Constituída tal sociedade, denominada E, SA, concretizou-se, em 30 de Novembro de 2000, a operação de compra por esta ao Banco E, SA, da sua carteira de contratos ao consumo, pelo que antes desta data não pode, rigorosamente, considerar-se que a autora ministrou cursos financiados pela ré, sendo, no tocante ao valor dos mesmos, de considerar o que consta dos documentos juntos a fls. 176 a 180, que não foram impugnados e cuja autoria a ré expressamente aceitou.
Assim, a resposta ao artigo 1º da base instrutória passa a ser a seguinte:
“Provado que a autora ministrou cursos financiados pelo Banco E, SA, entre Setembro e 30 de Novembro de 2000 e pela E, SA, entre 1 de Dezembro de 2000 e Maio de 2001, que totalizaram a quantia de € 2.273.181,60”.
No artigo 2º da base instrutória perguntava-se se "O protocolo referido em C) esteve em vigor até Julho de 2001” e no artigo 5º perguntava-se se “O protocolo referido em C) vigorou apenas até Agosto de 2000”.
Foi julgada provada a matéria do artigo 2º e, consequentemente, não provada a inserta no artigo 5º, contra tal se insurgindo a ré, que defende solução inversa.
Desde já se adianta que esta questão – período de vigência do protocolo – constitui o cerne do litígio, pois que da interpretação que for feita depende a sorte desta acção. Essa questão não constitui, assim, uma mera questão de facto, antes uma conclusão a extrair de factos materiais que lhe servem de suporte e da interpretação da vontade negocial das partes expressa nos documentos que estão juntos ao processo a realizar ulteriormente quando se proceder à aplicação do direito aos factos.
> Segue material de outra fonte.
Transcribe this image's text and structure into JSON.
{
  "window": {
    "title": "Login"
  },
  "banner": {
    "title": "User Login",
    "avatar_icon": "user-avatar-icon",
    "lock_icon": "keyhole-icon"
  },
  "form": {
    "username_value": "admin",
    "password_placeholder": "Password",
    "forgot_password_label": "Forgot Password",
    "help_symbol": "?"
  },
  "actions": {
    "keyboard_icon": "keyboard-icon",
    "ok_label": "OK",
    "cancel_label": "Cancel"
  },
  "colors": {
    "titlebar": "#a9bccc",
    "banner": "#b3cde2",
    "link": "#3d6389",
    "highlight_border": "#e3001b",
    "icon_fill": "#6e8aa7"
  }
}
Conforme salienta Alberto dos Reis[4], a distinção entre conceito de direito e facto é um dos problemas mais delicados do direito processual civil, embora, do ponto de vista teórico, se mostre fácil de enunciar os critérios gerais de orientação para a delimitação de tais conceitos[5].   
Em termos práticos, porém, proceder a tal distinção revela-se tarefa difícil, especialmente, porque a linha divisória entre facto e direito não tem carácter fixo, dependendo em larga medida da estrutura da norma aplicável e dos termos da causa.
Nesta perspectiva afigura-se que se mostra de particular utilidade prática o entendimento que considera facto “tudo o que vise apurar ocorrências da vida real, eventos materiais e concretos ou quaisquer mudanças operadas no mundo exterior, se o apuramento dessas realidades se realiza à margem da aplicação directa da lei, ou seja, tratando-se de averiguar factos cuja existência não dependa da interpretação a dar a qualquer norma jurídica”[6] 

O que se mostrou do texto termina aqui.